Nourri d’histoire et de littérature latines, mais aussi d’écrivains du Grand Siècle, et encore de penseurs libres (Nietzsche et Schopenhauer, notamment), Matzneff est conscient d’être ce garçon essentiellement seul et séparé de son temps : « Je me sens si radicalement différent du monde qui m’entoure que je ne puis pas ne pas en être effrayé » ; et d’ajouter aussitôt : « Effrayé, mais aussi enivré ». Surtout, il sait qu’il ne sert à rien qu’on morgue d’abondance des médiocres si on a le désir inavoué de leur ressembler ; et non celui de leur échapper par l’écriture, l’amour, les voyages – les armes baudelairiennes de la beauté.

Cependant, que deviennent ces fuites poétiques, si tout le monde cherche à écrire des livres, à multiplier les conquêtes, à prendre l’avion – à vivre en poète ? Quelle conclusion tirer de cette égalité, si les journaux lui préfèrent des écrivains secondaires ; si les aéroports lui font coudoyer les cadres, comme naguère les hippies ? Rien n’est ridicule comme de jouer à l’aventurier, quand on est abonné aux clubs de vacances ; à l’immoraliste, quand on rejoint le congrès des comptables à Phuket ; à l’ennemi des lois, quand on a devant soi un destin de dentistes.

On a pu dire que le peuple ne créait pas plus de grands hommes que la pierre des carrières ne produisait de diamants. Les grands hommes et les diamants se fabriquent seuls, en dépit et surtout contre leur milieu naturel ; ce milieu, dès qu’il verra ce diamant offusquer son gravier, n’aura de repos ni de cesse qu’il ne l’ait noyé sous sa vase. Non seulement le vulgaire ne produit pas de grands hommes, mais il cherche en sus à humilier, à souiller, à faire disparaître ceux dont l’éclat éblouit sa boue ; qu’elle trouve en son sein un être singulier, et la foule le soufflera à sa première étincelle. – Matzneff n’est pas issu du peuple, qu’il n’a connu que durant son service militaire et à travers quelques rares jeunes filles. Or c’est l’ascension du vulgaire, c’est sa prise de pouvoir et sa liquidation de ce qu’il restait de vie byronienne, que réfléchit son œuvre. La classe petite-bourgeoise est entrée en possession des voyages, de l’oisiveté, de l’amour et de l’art ; et son règne consacre désormais le muflisme prédit par Merejkovski.

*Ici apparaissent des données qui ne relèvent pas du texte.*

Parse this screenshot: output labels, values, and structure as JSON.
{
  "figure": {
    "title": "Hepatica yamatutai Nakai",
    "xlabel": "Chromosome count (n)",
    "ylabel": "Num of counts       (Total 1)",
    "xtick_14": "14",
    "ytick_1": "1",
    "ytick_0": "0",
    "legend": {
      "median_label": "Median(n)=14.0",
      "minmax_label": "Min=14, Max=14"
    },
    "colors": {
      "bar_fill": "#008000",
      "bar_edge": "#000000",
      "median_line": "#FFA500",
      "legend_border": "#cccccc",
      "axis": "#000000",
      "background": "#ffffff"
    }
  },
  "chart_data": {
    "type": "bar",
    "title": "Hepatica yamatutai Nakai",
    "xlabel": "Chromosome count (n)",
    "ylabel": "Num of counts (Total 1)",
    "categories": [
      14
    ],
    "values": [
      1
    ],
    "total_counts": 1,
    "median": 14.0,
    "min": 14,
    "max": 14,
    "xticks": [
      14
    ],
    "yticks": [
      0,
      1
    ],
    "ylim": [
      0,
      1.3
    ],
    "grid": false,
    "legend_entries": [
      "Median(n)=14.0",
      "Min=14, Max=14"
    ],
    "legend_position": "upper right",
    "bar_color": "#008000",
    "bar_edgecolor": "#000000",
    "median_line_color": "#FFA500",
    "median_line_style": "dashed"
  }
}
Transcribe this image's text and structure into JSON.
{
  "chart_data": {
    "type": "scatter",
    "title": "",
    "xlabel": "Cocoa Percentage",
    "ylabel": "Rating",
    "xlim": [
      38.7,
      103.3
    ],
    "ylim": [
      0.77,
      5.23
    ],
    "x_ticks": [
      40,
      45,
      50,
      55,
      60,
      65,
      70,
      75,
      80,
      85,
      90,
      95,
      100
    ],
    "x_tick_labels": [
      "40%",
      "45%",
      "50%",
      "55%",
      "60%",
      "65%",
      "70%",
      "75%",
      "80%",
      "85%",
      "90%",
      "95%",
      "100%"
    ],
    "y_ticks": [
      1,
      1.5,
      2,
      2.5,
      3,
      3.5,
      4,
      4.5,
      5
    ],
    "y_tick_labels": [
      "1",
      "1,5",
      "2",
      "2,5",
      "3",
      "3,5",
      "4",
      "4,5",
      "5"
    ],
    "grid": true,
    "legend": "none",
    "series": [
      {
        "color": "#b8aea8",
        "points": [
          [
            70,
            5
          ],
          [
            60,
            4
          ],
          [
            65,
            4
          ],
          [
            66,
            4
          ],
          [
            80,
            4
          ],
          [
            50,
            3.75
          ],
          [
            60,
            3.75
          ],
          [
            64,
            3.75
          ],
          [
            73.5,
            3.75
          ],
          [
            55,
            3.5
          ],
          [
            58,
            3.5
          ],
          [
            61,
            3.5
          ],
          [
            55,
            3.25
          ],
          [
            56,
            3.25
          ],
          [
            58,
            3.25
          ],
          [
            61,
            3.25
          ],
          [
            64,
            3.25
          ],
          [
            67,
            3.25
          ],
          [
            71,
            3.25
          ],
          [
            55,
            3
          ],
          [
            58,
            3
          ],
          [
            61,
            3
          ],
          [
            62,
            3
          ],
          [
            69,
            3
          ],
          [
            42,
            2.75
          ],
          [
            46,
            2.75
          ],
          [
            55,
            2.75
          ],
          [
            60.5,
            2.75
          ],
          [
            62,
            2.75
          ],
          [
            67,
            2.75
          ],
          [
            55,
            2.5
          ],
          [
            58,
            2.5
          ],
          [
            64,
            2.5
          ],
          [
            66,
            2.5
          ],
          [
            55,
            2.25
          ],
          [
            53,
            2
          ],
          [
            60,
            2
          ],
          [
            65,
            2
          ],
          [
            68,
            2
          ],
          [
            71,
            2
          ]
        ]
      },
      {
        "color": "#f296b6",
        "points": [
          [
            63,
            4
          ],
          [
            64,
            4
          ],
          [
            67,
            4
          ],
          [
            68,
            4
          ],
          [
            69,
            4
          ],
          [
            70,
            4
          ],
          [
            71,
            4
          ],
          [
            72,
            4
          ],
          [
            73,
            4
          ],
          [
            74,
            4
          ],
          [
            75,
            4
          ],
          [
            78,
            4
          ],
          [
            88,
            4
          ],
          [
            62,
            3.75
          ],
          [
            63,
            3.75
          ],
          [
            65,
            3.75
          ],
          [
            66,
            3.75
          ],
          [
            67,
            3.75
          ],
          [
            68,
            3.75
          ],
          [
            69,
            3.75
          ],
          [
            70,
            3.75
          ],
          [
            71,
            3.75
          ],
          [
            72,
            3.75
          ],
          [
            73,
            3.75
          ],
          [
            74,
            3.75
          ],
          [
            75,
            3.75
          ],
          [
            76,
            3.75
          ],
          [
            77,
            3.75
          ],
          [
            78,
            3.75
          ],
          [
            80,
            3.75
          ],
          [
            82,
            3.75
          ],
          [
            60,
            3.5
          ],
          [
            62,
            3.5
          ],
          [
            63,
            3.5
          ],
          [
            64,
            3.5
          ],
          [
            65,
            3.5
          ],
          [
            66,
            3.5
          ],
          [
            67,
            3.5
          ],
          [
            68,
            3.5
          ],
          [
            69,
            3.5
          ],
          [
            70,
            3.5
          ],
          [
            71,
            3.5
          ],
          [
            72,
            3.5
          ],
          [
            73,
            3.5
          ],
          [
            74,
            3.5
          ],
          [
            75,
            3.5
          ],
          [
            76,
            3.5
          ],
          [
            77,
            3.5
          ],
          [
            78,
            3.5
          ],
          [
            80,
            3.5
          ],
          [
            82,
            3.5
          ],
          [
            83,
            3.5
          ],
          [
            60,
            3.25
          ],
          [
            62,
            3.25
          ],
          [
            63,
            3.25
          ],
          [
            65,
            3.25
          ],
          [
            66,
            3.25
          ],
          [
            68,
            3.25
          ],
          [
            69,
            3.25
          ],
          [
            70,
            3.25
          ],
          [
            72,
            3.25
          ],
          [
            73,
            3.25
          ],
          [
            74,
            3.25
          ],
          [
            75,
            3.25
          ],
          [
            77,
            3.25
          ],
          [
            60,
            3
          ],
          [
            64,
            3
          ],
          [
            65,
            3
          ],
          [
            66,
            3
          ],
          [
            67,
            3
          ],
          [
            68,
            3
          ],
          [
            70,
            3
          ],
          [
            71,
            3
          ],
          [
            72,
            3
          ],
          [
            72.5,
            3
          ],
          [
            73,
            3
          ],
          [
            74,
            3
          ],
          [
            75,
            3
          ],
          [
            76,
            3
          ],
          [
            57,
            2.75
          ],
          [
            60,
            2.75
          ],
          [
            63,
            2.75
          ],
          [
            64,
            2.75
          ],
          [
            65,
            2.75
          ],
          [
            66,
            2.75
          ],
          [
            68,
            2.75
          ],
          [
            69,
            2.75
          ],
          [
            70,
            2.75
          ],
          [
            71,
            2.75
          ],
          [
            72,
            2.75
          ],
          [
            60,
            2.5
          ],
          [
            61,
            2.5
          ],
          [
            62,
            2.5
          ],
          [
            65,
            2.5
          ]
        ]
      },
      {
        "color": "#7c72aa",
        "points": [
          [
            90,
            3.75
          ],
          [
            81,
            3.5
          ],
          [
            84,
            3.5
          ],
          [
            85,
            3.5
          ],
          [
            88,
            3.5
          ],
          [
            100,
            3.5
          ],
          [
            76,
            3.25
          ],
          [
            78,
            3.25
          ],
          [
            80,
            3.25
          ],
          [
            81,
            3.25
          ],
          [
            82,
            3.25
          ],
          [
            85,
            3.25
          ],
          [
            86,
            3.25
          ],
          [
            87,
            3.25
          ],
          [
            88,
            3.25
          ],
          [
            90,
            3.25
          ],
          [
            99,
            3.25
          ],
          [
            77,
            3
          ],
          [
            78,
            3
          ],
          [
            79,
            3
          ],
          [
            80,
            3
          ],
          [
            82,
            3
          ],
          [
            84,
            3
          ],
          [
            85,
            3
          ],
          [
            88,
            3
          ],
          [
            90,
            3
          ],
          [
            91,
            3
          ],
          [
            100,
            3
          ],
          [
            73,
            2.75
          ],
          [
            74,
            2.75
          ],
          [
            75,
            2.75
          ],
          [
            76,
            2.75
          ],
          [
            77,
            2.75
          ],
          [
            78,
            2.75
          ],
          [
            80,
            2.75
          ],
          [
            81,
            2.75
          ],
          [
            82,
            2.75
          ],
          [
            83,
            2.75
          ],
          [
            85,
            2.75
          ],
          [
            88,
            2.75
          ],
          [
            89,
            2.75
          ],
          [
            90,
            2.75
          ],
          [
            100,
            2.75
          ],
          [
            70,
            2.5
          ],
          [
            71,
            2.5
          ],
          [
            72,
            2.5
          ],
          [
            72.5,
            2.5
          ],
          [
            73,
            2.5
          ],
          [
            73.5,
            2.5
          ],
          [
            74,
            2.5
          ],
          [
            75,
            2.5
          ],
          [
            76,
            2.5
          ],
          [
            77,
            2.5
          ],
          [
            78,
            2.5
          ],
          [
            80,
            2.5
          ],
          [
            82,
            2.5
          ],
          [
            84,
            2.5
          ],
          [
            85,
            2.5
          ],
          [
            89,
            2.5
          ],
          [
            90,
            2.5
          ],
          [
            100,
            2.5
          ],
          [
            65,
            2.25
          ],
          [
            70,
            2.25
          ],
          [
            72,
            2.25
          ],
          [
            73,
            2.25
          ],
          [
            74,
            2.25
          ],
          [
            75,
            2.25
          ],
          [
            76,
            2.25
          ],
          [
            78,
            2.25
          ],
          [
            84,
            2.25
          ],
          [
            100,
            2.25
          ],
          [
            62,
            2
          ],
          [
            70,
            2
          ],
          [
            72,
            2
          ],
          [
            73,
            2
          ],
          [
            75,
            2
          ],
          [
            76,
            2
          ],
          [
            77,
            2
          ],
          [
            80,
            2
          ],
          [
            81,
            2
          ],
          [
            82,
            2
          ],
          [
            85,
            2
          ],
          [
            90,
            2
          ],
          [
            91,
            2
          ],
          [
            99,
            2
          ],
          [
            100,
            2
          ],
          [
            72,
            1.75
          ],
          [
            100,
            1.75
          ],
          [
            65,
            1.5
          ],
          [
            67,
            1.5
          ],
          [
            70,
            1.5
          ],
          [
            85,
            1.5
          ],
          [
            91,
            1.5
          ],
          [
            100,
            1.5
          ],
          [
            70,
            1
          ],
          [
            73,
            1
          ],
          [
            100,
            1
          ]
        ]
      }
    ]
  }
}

Solitaire et déclassé (comme le sont aussi Razvratcheff, Kolytcheff, Rodin ou Dolet, comme le sont finalement la plupart de ses héros, autoportraits kaléidoscopiques), le dandy de Deligny continue d’affirmer, comme Montherlant avant lui, comme Barbey avant eux, une filiation aristocratique qui est un refus de l’égalité ; or ce que la masse ne supporte pas, ce qui lui fait horreur, c’est que nous ne soyons pas tous égaux, que nous ne rejoignons pas gaiement la « termitière ». Le peuple n’aime pas la supériorité, la hauteur le choque ; et qu’un talent ait conscience de son excellence, le scandalise davantage encore. C’est cette conscience qui pique au vif le commun, qui croit que la grandeur se fabrique avec des idées. Or notre auteur a souvent écrit, notamment dans ses Passions schismatiques, que les opinions sont très peu qui sont communes à tant, – en regard du style qui est tout et exclusivement nôtre. De ce point de vue, Matzneff figure l’écrivain dans tout son déclassement, aussi ficelé dans le corset de sa syntaxe que décordé d’attaches sociales.

Parallèlement, c’est la méfiance de Matzneff pour l’avenir qui met notre auteur en délicatesse avec le nombre. Il y a peu d’artistes nécessaires qui n’aient été décriés pour leur attitude, selon le mot d’Antoine Compagnon, antimoderne. Ils ont été coupables de n’éprouver devant l’état du monde, ni une confiance de rédacteurs publicitaires ni un optimisme de promoteurs immobiliers, mais le désabusement, la peur et le dégoût devant la dévastation de la langue, des mœurs, des paysages ; mais la certitude que la situation est appelée à empirer. Cependant, les désabusés peuvent être les meilleurs des indignés, et il n’y eut personne comme Matzneff pour s’enflammer au contact de l’injustice, comme l’allumette soufrée au frottoir de sa boîte ; pour démurer la parole des dissidents soviétiques, demander la grâce de Bastien-Thiry, dénoncer la condition faite aux palestiniens, – au moment où l’on feignait de croire au « libéralisme » de Khrouchtchev, où l’on exécutait les desperados de l’O.A.S, où l’on se refusait à voir les excès d’Israël. C’est « au chœur des chacals qui réclament la tête des vaincus », écrit-il, qu’il lui répugnera toujours de mêler sa voix.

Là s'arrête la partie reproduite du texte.